Il paradosso creato da Trapero in Il Clan sta anche nel suo gioco spasmodico di questa mancata eredità coscienziosa che intercorre fra padre e figlio; idee concettuali differenti che non accomunano minimamente. A valorizzare questa scelta, sono indubbiamente le duplici interpretazioni degli attori; da un lato Guillermo Francella, patriarca insensibile (o quasi) a tutto ciò che pulsa, e dall’altro lato Juan Pedro Lanzani, nel ruolo di figlio passionale ed insicuro quanto basta per diversificarlo dal proprio padre. Quello che viene attuato è principalmente un rapporto interscambiabile, ambiguo, con una rappresentazione di padre e figlio che non eccede mai sul piano dell’immoralità umana, evitando qualsiasi tipo di “seduzione malefica”.
Ciò che è chiaramente discutibile è l’esagerata superficialità musicale che accompagna l’intero contesto.
I rimandi ad una conduzione stilistica vicina a quella di Martin Scorsese minimizzano non di poco il lavoro di Trapero. La componente inusuale di Il Clan è rappresentata da questa sorta di oscillazione fra rudezza irragionevole e brillante composizione familiare. Con questa voglia di osare – e forse con un pizzico di presunzione – Trapero mostra un lavoro lontano da una lineare sobrietà.

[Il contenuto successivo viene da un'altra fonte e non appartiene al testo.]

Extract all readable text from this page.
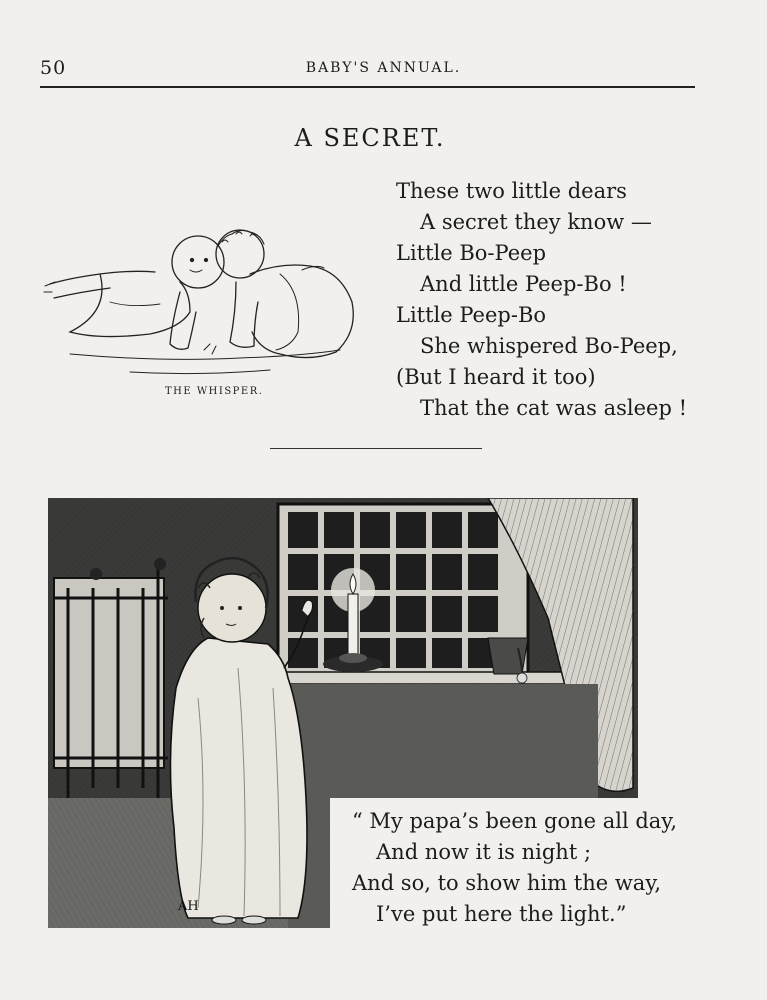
50	BABY'S ANNUAL.
A SECRET.
These two little dears
A secret they know —
Little Bo-Peep
And little Peep-Bo !
Little Peep-Bo
She whispered Bo-Peep,
(But I heard it too)
That the cat was asleep !
THE WHISPER.
AH
“ My papa’s been gone all day,
And now it is night ;
And so, to show him the way,
I’ve put here the light.”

Il Clan: Biopic ruvido ed agrodolce al contempo
Di sicuro la contestabile alternanza – ruvida ma anche agrodolce – stilistica attuata dal regista argentino non è cosa da poco: Nonostante non ci sia una dettagliata ossessione nel mostrare un biopic troppo fedele alla realtà, l’impeccabilità di Trapero rimane quanto meno intatta.
Il Clan non è un film clamoroso, imperfezioni evidenti ce ne sono, ma l’efficacia con cui tenta di narrare il contesto presentato va quanto meno lodata. Accattivante ma passionale, con questa particolare eterogeneità utile a rendere il prodotto atipico.
“Un’incredibile verità che è soltanto un pretesto per esporre una rappresentazione soggettiva di una vicenda di cronaca realmente accaduta, cercando di ritmarla nel miglior modo possibile.
Il Clan è un film del 2015 diretto dal regista Pablo Trapero. È stato presentato in Concorso al Festival di Venezia 2015. Nel cast sono presenti Guillermo Francella, Juan Pedro Lanzani, Lili Popovich, Gastòn Cocchiarale, Giselle Motta, Franco Masini , Antonia Bengoechea, Stefania Koessl.